Corrupción otra vez
LA LISTA de casos de corrupción política presumible mente relacionados con la financiación irregular de los partidos políticos comienza a ser demasiado larga como para mantener la tesis de que son únicamente una excepción. Desde hace dos años, en que surgió el caso Juan Guerra y sus derivados, ya no bastan los dedos de las manos para contarlos: son los llamados asuntos Naseiro, Filesa, Renfe, Costa Doñana, construcción de Burgos, Blasco de Valencia, Casinos de Cataluña, tragaperras del País Vasco, etcétera. Y ahora el caso Ollero u Ocisa en Andalucía. Demasiados escándalos que muestran la existencia de vasos comunicantes entre poder e intereses privados, y, más genéricamente, entre política y dinero, como para desechar la hipótesis de que tales métodos no son sólo habituales y tolerados, sino propiciados en parte por algunos partidos políticos.En el caso Ollero u Ocisa se dan todos los rasgos indiciarios que definen tales prácticas: la obtención de comisiones ilegales a cambio de un trato de favor en la concesión de determinadas obras públicas. Y la existencia de una trama de intermediarios que perciben su parte alicuota por los servicios prestados, llámense de asesoramiento o tráfico de influencias, sin más, entre quien otorga la comisión y quien se la embolsa finalmente. Pero en el caso Ollero u Ocisa se ha producido un hecho inédito: la detención por la policía de uno de los intermediarios con las manos en la masa, es decir, con un maletín con 22 millones de pesetas, parte de la presunta comisión ilegal otorgada. Que el intermediario en cuestión sea hermano de un alto cargo de Obras Públicas de la Administración autónoma andaluza y que la empresa constructora de la que recibió el dinero sea una de las que más obras públicas realiza en Andalucía son datos que otorgan, en principio, una preocupante dimensión política y delictiva a tal intermediación.
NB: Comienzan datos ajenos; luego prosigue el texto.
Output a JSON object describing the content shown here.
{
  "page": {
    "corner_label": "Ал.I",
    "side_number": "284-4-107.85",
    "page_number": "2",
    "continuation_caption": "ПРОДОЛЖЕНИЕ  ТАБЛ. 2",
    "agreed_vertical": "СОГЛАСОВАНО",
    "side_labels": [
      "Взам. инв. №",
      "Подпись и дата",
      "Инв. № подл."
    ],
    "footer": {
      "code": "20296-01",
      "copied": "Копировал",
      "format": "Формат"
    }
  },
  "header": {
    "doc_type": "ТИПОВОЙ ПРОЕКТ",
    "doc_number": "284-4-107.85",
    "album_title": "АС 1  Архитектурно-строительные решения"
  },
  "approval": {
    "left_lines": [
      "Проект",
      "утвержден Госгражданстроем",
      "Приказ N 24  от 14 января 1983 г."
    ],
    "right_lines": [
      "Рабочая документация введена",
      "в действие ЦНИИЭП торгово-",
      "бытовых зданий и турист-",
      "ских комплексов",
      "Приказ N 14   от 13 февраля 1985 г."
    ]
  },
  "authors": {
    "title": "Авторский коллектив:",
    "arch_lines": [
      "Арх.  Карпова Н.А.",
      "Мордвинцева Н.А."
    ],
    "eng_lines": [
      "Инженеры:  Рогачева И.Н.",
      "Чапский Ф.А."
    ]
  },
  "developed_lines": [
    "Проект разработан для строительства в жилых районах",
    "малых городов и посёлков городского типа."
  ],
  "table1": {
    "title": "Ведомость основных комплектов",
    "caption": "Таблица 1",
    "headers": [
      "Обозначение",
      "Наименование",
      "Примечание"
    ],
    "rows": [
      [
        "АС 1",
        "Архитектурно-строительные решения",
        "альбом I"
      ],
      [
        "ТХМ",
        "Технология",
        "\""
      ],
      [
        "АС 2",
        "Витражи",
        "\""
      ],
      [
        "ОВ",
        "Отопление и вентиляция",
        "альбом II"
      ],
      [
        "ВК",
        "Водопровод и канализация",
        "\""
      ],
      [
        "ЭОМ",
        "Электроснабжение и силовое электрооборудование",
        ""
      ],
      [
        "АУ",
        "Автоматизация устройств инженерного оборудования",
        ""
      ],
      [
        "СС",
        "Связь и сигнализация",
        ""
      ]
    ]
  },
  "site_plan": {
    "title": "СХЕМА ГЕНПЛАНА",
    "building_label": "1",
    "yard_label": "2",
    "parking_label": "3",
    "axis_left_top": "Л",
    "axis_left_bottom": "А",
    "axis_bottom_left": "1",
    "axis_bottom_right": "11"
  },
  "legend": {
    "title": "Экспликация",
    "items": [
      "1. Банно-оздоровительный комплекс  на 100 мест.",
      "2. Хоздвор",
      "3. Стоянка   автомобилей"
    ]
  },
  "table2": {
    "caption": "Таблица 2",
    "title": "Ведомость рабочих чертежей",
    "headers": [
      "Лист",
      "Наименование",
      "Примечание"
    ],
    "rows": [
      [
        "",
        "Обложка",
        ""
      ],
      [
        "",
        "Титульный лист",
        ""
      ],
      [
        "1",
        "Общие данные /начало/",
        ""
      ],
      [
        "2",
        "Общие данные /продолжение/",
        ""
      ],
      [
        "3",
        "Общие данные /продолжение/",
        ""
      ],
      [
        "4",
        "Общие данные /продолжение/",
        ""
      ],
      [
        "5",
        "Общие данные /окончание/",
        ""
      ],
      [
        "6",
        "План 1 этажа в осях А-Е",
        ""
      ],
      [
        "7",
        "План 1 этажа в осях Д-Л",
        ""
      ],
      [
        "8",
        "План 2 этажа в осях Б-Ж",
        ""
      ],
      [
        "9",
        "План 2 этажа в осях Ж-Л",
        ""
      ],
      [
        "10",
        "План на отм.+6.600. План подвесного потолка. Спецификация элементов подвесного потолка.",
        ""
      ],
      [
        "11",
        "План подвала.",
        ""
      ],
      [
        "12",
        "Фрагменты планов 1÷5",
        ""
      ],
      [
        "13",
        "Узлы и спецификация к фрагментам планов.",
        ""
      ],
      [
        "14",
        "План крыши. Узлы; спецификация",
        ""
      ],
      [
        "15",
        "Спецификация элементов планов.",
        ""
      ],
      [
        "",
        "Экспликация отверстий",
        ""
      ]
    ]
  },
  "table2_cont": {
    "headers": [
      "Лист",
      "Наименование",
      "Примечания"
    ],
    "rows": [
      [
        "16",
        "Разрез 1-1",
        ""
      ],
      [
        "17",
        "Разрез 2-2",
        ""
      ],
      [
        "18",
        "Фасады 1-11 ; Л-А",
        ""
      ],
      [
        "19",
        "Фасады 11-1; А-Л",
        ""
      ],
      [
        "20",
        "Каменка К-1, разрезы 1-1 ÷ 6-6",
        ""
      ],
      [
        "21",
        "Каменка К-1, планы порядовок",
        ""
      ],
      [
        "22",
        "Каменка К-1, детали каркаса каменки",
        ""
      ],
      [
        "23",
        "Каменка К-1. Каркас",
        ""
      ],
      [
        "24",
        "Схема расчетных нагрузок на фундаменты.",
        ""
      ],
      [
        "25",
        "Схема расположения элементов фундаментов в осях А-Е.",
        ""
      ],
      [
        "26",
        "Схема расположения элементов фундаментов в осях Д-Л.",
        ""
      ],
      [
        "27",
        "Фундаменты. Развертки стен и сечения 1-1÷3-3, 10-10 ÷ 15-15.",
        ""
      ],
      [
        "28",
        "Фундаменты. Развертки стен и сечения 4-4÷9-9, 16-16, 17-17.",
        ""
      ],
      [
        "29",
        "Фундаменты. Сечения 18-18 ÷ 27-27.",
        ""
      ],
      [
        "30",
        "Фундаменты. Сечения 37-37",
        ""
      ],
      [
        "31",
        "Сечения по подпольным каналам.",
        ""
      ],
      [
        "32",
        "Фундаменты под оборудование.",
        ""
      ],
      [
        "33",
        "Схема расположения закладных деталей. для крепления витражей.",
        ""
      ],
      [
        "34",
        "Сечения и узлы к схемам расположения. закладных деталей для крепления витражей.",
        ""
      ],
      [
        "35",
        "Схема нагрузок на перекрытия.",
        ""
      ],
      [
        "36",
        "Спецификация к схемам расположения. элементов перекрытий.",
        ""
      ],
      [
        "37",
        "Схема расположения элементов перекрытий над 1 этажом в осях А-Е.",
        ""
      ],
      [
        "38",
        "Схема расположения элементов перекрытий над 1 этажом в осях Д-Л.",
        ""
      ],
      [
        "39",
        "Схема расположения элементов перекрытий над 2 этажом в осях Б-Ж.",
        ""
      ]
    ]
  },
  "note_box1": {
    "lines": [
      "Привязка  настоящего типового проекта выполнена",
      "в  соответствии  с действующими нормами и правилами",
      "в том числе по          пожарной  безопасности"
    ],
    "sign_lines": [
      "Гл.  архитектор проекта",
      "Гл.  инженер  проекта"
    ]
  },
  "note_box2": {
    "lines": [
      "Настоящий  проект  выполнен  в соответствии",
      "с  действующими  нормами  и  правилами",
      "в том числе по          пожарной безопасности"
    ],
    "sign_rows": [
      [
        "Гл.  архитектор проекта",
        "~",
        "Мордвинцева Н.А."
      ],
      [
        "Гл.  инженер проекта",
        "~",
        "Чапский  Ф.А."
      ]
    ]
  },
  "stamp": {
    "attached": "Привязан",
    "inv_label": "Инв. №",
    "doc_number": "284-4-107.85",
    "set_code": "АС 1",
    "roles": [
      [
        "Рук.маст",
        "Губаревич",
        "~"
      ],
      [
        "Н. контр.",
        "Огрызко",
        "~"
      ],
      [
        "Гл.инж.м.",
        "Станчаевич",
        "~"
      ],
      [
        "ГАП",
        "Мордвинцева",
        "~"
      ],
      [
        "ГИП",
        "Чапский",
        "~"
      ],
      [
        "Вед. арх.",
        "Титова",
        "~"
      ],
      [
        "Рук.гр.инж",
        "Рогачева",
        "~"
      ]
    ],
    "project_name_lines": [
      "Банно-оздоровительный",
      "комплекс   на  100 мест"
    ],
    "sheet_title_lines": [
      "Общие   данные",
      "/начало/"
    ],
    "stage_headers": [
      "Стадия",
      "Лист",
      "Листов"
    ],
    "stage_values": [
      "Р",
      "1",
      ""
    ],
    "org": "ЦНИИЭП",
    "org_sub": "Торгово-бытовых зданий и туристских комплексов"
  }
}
Por supuesto que, estando el asunto subjúdice, los inculpados están rotundamente amparados por el derecho a la presunción de inocencia. Pero el hecho de que se haya abierto un procedimiento judicial permite deducir la existencia de indicios inculpatorios que sólo una investigación a fondo podrá confirmar o despejar. Desde los intereses de la sociedad y de la justicia no existe duda alguna de que tal investigación, además de obligada, tiene un alto valor terapéutico en unos momentos en que los casos de corrupción han debilitado la confianza de los ciudadanos en sus representantes: la impunidad no puede ser la regla, ni en el caso Ollero u Ocisa ni en los demás.
Ésta es precisamente una de las secuelas más inquietantes que dejan tras de sí los escándalos relacionados con la supuesta financiación irregular de los partidos: el círculo de impunidad que se crea a su alrededor, propiciando con ello la creación de bolsas de corrupción. Un peligro para el sistema no tanto por su existencia como por la falta de su necesario drenaje por parte de los mecanismos institucionales -polítícos y administrativos, principalmente- encargados de su control e investigación. Hasta ahora, ni las comisiones internas de los partidos ni las parlamentarias, ni incluso la función fiscalizadora del Tribunal de Cuentas, han servido para otra cosa que para dar por buena la opacidad de las finanzas de los partidos. Sólo los tribunales de justicia han podido en algún caso concreto arrojar un poco de luz a pesar de la dificultad de la prueba en este ámbito y de las superiores garantías de las que gozan los implicados.
Por todo ello es urgente, si no un cambio de modelo en la financiación de los partidos políticos, sí un claro compromiso de su parte para reducir drásticamente los gastos. Mientras éstos se mantengan en el nivel actual, les será difícil resistir la tentación de acudir a oscuras vías de financiación y, por tanto, proyectar una desgraciada imagen corruptora, algo realmente grave para unas instituciones a las que la Constitución considera instrumento fundamental para la participación política ciudadana.